There were no hard feelings, with Warholm crediting Samba for his own fastest time yet of 47.81, a new Norwegian record.

“It wasn’t good enough to win, but you see that I’m on the right way,” Warholm told Swedish state broadcaster SVT after the race.

He added that the competition from Samba this season “has taken me to a new level. I hate to lose, and he has pushed me,” Warholm told Norwegian Broadcasting (NRK). He also credited his coach, Leif Olav Alnes, for getting back on his feet after his loss on home turf before a sold-out crowd at the Bislett Games last Thursday. “Leif Olav has motivated me to step on the gas again today,” Warholm said.
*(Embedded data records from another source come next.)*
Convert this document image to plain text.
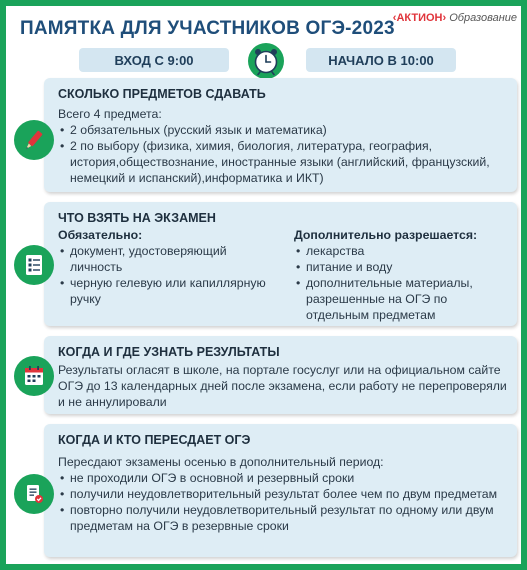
ПАМЯТКА ДЛЯ УЧАСТНИКОВ ОГЭ-2023
‹АКТИОН› Образование
ВХОД С 9:00	НАЧАЛО В 10:00
СКОЛЬКО ПРЕДМЕТОВ СДАВАТЬ
Всего 4 предмета:
• 2 обязательных (русский язык и математика)
• 2 по выбору (физика, химия, биология, литература, география, история,обществознание, иностранные языки (английский, французский, немецкий и испанский),информатика и ИКТ)
ЧТО ВЗЯТЬ НА ЭКЗАМЕН
Обязательно:
• документ, удостоверяющий личность
• черную гелевую или капиллярную ручку
Дополнительно разрешается:
• лекарства
• питание и воду
• дополнительные материалы, разрешенные на ОГЭ по отдельным предметам
КОГДА И ГДЕ УЗНАТЬ РЕЗУЛЬТАТЫ
Результаты огласят в школе, на портале госуслуг или на официальном сайте ОГЭ до 13 календарных дней после экзамена, если работу не перепроверяли и не аннулировали
КОГДА И КТО ПЕРЕСДАЕТ ОГЭ
Пересдают экзамены осенью в дополнительный период:
• не проходили ОГЭ в основной и резервный сроки
• получили неудовлетворительный результат более чем по двум предметам
• повторно получили неудовлетворительный результат по одному или двум предметам на ОГЭ в резервные сроки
Both Samba and Warholm also face tough new competition from young Rai Benjamin of the US, who ran the 400-meter hurdles in just 47.02 seconds at and NCAA track meet in Eugene, Oregon Friday night.

Jakob Ingebrigtsen, meanwhile, ran to victory in the 1,500-meter event even though he wasn’t as fast as he was in Oslo last week. He clocked in at 3:37.42, compared to 3:36.06 at the Bislett Games, and didn’t have time to celebrate anyway. Newspaper Aftenposten reported how the teenager had to travel straight back home to Sandnes on Norway’s West Coast to go through an oral exam at the end of his school year.

“I would have gladly traveled on to St Moritz with my two brothers (Henrik and Filip Ingebrigtsen are also top athletes) but unfortunately need to get home for an exam,” Ingebrigtsen told Aftenposten. He’ll head to the alps right after the exam, however, to train at high elevation with them.